- Governor Ortom said some northern states were keying into the anti-grazing law
- The Benue governor said herdsmen problem did not start in the Buhari administration
- He insisted he remains a member of the APC
Governor Samuel Ortom of Benue has reacted to rumour that he is leaving the All Progressives Congress (APC), perhaps due to attack by herdsmen in Benue state, saying he still remains a member of the ruling party,
Vanguard reports that the governor spoke on Tuesday, April 10, when he addressed the Benue state APC expanded caucus meeting in Makurdi.
The governor who described the rumour as baseless also said it was wrong for some persons to say the herdsmen attack started during President Muhammadu Buhari’s administration.
“I remain a member of the All Progressives Congress, APC. I have no intention of joining another political party. The rumour that I plan to dump APC is the handiwork of my detractors who want me to leave the party so that they can come in," Ortom said.
On the anti-grazing law, Ortom said it was being copied worldwide and that northern governors were also keying into it. He reiterated that Nigeria has always had herdsmen crises. "Even in my days as minister the crisis was there so it would be wrong for anyone to say that Buhari started it," he added.

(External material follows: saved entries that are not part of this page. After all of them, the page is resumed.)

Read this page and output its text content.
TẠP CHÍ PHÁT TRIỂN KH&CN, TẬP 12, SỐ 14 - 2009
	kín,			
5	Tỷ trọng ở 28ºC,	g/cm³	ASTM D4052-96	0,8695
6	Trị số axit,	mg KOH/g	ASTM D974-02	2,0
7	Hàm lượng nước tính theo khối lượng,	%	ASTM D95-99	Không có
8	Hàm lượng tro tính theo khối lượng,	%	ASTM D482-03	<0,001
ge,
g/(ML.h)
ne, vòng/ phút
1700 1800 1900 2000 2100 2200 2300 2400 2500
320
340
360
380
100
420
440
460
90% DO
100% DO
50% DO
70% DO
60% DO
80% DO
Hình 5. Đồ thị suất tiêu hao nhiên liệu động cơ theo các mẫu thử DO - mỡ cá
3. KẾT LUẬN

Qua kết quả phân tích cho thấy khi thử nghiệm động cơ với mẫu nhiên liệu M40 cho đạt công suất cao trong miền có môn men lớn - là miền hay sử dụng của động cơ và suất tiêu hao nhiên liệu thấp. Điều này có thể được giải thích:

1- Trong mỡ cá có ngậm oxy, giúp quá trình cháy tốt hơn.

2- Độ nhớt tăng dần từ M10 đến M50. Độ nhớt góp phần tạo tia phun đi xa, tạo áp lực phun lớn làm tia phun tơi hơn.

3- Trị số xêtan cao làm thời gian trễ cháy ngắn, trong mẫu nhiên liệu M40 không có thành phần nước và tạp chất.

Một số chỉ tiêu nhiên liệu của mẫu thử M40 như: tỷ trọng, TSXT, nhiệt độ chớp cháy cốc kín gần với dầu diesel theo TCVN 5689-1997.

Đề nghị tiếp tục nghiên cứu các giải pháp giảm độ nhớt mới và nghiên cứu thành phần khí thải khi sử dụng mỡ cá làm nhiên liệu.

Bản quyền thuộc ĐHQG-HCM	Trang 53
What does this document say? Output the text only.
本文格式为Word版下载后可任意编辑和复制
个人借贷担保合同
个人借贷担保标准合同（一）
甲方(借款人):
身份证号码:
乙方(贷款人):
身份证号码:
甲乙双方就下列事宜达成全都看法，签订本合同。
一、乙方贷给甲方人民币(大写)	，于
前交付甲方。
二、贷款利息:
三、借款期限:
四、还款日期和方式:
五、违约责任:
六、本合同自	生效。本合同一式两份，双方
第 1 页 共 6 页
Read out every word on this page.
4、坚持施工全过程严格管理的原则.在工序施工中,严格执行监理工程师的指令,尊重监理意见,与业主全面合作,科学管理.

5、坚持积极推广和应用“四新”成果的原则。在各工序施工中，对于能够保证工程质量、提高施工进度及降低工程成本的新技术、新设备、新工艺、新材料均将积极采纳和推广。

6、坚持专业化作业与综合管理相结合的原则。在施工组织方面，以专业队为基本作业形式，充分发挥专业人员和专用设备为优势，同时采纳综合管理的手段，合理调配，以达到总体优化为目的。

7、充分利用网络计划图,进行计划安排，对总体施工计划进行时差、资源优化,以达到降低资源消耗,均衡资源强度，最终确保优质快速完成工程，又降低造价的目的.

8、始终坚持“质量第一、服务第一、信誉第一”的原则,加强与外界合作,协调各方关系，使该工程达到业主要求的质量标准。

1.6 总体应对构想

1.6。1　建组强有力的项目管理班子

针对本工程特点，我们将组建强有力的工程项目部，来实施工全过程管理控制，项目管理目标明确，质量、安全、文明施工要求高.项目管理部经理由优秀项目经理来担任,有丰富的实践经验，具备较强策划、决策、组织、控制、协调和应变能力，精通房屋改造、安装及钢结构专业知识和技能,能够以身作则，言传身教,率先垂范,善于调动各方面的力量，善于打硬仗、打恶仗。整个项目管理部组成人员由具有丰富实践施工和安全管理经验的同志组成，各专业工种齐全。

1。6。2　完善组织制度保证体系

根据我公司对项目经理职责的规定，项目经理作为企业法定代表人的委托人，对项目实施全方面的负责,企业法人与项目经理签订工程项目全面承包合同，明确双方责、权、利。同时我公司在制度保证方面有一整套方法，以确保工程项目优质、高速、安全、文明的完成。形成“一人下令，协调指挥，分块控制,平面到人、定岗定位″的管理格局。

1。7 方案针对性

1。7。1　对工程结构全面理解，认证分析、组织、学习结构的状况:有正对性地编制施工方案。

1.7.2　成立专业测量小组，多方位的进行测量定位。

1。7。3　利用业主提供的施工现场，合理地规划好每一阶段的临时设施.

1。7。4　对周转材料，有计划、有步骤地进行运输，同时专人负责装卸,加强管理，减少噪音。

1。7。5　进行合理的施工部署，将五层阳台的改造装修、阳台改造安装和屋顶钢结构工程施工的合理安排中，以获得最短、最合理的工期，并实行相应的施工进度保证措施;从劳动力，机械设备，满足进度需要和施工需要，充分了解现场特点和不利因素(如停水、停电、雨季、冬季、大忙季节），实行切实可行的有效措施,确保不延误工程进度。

Meanwhile, the United States ambassador to Nigeria, Stuart Symington, voiced support for Governor Samuel Ortom’s advocacy for the establishment of ranches for cattle rearing in Benue state.
The ambassador made his comments during a visit to the governor at the Benue Peoples House, Makurdi.
NAIJ.com gathers that Symington opined that Nigeria could be one of the highest income earners from milk production if cattle were properly reared in ranches, instead of open grazing.